True object-oriented, declarative, DTO-free HTTP library. Make requests and responses using immutable objects.
Currently under development, without an alpha release.
You send a message to the server, and get a message back. The message, sent and received, is text and always in this shape:
First Line // Saying what you want (request) or what you got back (response)
Header * n // N Headers which have a name and a value, controls things
Body //Can contain anything from Text to Downloads
This is how the library is designed. There is a message, which you can refine by first line, headers, and a body. Then, you render the message, using one of the available renderings. Most likely you render it to a response message, and then you render the response message to what you need, for example an XML document.
This is how you setup a request message:
var request = new Get(new Uri("http://www.enhanced-calm.com"));
Then, you can refine the headers:
var request =
new Get(new Uri("http://www.enhanced-calm.com/newest-postings"))

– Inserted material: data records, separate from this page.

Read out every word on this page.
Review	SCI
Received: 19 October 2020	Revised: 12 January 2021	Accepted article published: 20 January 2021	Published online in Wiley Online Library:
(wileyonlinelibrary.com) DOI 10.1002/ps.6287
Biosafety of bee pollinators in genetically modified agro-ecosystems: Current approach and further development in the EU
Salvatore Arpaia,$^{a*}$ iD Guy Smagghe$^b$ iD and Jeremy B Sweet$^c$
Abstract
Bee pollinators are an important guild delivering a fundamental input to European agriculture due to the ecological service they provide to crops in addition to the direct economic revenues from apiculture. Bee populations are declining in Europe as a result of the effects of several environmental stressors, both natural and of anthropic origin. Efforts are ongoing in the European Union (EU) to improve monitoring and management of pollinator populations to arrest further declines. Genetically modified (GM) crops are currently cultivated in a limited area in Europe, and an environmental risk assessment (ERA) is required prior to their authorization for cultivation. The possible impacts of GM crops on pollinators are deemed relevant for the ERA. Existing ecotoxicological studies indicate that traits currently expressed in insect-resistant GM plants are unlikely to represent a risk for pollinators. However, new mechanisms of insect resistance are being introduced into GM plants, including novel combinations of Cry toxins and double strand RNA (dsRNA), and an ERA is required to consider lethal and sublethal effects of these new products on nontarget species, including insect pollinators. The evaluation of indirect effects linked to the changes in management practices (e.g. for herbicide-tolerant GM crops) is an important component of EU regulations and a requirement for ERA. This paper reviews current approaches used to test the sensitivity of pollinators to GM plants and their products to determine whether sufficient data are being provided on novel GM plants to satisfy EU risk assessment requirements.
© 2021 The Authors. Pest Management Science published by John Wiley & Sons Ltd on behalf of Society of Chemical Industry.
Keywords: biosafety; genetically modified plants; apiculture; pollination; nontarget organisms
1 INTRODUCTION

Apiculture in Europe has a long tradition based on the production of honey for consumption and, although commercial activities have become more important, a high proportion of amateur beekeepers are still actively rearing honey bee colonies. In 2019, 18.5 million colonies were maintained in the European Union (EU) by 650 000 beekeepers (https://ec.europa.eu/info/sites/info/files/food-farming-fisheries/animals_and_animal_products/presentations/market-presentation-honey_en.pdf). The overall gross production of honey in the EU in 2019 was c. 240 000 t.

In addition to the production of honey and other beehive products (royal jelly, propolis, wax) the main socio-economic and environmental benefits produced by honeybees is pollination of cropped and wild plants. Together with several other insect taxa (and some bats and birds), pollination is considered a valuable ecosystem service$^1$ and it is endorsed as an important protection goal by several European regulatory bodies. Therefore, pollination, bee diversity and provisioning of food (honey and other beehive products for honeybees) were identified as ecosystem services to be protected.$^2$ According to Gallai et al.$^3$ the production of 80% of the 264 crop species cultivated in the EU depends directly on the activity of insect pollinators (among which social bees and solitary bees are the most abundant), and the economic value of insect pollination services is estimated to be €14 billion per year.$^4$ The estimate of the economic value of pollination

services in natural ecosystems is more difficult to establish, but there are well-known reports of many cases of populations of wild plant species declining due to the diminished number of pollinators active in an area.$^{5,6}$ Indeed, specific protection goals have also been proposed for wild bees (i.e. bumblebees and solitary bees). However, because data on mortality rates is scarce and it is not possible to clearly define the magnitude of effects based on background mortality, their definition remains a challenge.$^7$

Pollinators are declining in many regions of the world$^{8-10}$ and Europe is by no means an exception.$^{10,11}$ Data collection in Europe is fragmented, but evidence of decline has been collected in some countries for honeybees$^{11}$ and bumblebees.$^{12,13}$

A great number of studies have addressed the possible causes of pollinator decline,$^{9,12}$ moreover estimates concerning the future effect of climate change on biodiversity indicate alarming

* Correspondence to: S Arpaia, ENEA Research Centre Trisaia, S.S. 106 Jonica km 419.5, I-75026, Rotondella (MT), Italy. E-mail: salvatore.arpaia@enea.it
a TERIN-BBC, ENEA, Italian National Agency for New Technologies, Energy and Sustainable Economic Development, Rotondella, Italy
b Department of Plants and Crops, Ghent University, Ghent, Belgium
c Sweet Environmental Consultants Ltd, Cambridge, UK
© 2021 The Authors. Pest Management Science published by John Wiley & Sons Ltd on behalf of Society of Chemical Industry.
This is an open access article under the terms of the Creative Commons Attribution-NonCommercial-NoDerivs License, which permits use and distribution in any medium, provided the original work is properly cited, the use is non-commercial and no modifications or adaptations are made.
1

.Refine(new Header("Content-Type", "application/json"))
And the body:
var request =
new POST(new Uri("http://www.enhanced-calm.com/upload/"))
.Refine(new Header("Content-Type", "application/json"))
.Refine(new FileStream("~/my-jsons/important-posting.json", FileMode.Read));
This is how you render a request to a response:
var response =
await
new GET(new Uri("http://www.enhanced-calm.com/newest-postings"))
.Refine(new Header("Content-Type", "application/json"))
.Render(new AspNetResponse());
And from there on, you can render the response to what you need. For example, json content:
var bodyText =
await
new GET(new Uri("http://www.enhanced-calm.com/newest-postings"))
.Refine(new Header("Content-Type", "application/json"))
.Render(new AspNetResponse())
.Render(new BodyAsText());
For using Http 2.0/3.0 in your requests, take the objects in the WHyLL.Request.Http2 or WHyLL.Request.Http3 namespaces.